Paynter did conduct the tests, he said Tuesday. He said he wondered how the other experts could argue with his findings when they never saw the samples or asked him about his work.
Paynter's analysis of the seminal fluid indicated it came from a man with a type A blood group and from a sub-group known as secreters. Other tests Paynter conducted showed Milgaard may have been a non-secreter.
Those findings tended to exculpate Milgaard.
"I found nothing to indicate he was the donor (of the seminal fluid). If all was as it appeared, he probably wasn't," Paynter said.
That scientific evidence was not accepted by Saskatoon police, who then sought advice from Dr. Harry Emson, the pathologist who had made the mistake of throwing away the semen he found in Miller's body during the autopsy.
Paynter said Monday the discarded semen would have been much better evidence than the yellow snow because there would have been less chance of contamination from other sources.
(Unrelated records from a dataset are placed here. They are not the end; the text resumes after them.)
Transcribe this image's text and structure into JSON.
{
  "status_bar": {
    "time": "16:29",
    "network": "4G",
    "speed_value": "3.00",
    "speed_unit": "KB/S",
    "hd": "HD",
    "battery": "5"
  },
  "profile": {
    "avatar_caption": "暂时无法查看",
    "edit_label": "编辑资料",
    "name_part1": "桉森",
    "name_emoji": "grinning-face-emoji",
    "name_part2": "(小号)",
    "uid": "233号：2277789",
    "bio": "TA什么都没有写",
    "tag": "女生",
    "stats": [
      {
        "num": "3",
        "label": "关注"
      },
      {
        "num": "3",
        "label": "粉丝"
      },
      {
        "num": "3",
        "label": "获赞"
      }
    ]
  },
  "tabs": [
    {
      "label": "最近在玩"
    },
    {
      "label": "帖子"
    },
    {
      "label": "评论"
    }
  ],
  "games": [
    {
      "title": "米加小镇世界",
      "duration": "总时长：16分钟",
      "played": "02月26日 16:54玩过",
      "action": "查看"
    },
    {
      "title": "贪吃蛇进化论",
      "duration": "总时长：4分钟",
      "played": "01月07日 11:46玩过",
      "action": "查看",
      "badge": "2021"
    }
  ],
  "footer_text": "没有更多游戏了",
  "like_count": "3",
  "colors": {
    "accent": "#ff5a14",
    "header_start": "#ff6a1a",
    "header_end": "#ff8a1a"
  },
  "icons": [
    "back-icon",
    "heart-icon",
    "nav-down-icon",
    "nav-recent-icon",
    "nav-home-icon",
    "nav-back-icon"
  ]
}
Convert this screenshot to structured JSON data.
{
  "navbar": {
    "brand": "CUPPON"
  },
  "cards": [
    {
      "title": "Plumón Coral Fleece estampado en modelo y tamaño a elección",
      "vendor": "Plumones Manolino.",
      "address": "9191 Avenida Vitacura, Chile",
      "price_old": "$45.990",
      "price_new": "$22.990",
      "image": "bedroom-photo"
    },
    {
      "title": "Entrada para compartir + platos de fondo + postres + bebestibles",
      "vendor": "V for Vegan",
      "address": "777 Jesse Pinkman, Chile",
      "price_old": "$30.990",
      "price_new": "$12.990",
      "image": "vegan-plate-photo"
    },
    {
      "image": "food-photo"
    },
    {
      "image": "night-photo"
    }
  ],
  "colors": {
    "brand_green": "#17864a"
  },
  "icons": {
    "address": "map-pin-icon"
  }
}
After learning that Paynter's findings tended to eliminate Milgaard as the semen donor, Lieut. Joe Penkala, then head of the Saskatoon police identification unit, consulted Emson.
Emson came up with two scientific theories that could undermine Paynton's findings and which Emson suggested might explain how a non-secreter could provide a secreter semen sample.
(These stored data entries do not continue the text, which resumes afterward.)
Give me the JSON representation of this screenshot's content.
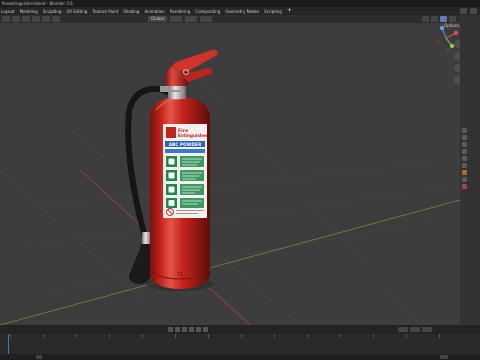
{
  "window": {
    "title": "fireextinguisher.blend - Blender 3.6"
  },
  "menu": {
    "items": [
      "Layout",
      "Modeling",
      "Sculpting",
      "UV Editing",
      "Texture Paint",
      "Shading",
      "Animation",
      "Rendering",
      "Compositing",
      "Geometry Nodes",
      "Scripting"
    ]
  },
  "viewport": {
    "header": {
      "orientation_value": "Global",
      "options_label": "Options"
    }
  },
  "label": {
    "brand_line1": "Fire",
    "brand_line2": "Extinguisher",
    "agent": "ABC POWDER"
  },
  "colors": {
    "background": "#3d3d3d",
    "extinguisher_red": "#c4231a",
    "label_white": "#f1f1ef",
    "label_blue": "#2c63b5",
    "label_green": "#1d8a4a",
    "axis_x": "#a0454b",
    "axis_y": "#6c8a3c",
    "active_tab": "#5b7fb3"
  }
}
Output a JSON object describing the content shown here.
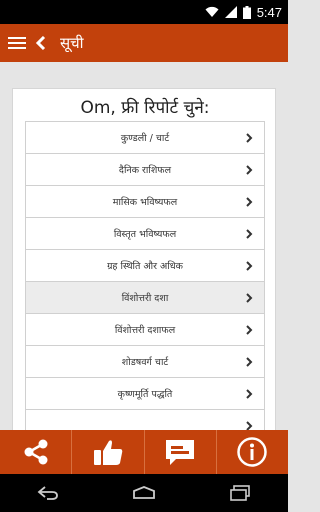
{
  "status": {
    "time": "5:47"
  },
  "appbar": {
    "title": "सूची"
  },
  "card": {
    "title": "Om, फ्री रिपोर्ट चुने:",
    "items": [
      {
        "label": "कुण्डली / चार्ट"
      },
      {
        "label": "दैनिक राशिफल"
      },
      {
        "label": "मासिक भविष्यफल"
      },
      {
        "label": "विस्तृत भविष्यफल"
      },
      {
        "label": "ग्रह स्थिति और अधिक"
      },
      {
        "label": "विंशोत्तरी दशा"
      },
      {
        "label": "विंशोत्तरी दशाफल"
      },
      {
        "label": "शोडषवर्ग चार्ट"
      },
      {
        "label": "कृष्णमूर्ति पद्धति"
      },
      {
        "label": ""
      }
    ]
  },
  "colors": {
    "accent": "#c2410c",
    "background": "#e5e5e5"
  },
  "bottombar": {
    "icons": [
      "share-icon",
      "thumbs-up-icon",
      "message-icon",
      "info-icon"
    ]
  }
}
Emson suggested the thawing and re-freezing of the yellow snow may have caused the fluid to release the secretion at issue. He also suggested some secreters might secrete into semen but not into other bodily fluid, such as saliva.
Emson acknowledged there was nothing in the medical literature to support his theories. Markesteyn said he had never heard of any cases such as Emson proposed.
Paynton did conduct a test that undermined his previous findings. He found that one of the yellow snow samples could have been contaminated with blood, which rendered the earlier findings inconclusive, he said.
Ironically, saliva tests done on Milgaard years later found that he was a secreter, after all.
Those findings became irrelevant when modern DNA tests ruled Milgaard out, Paynter said.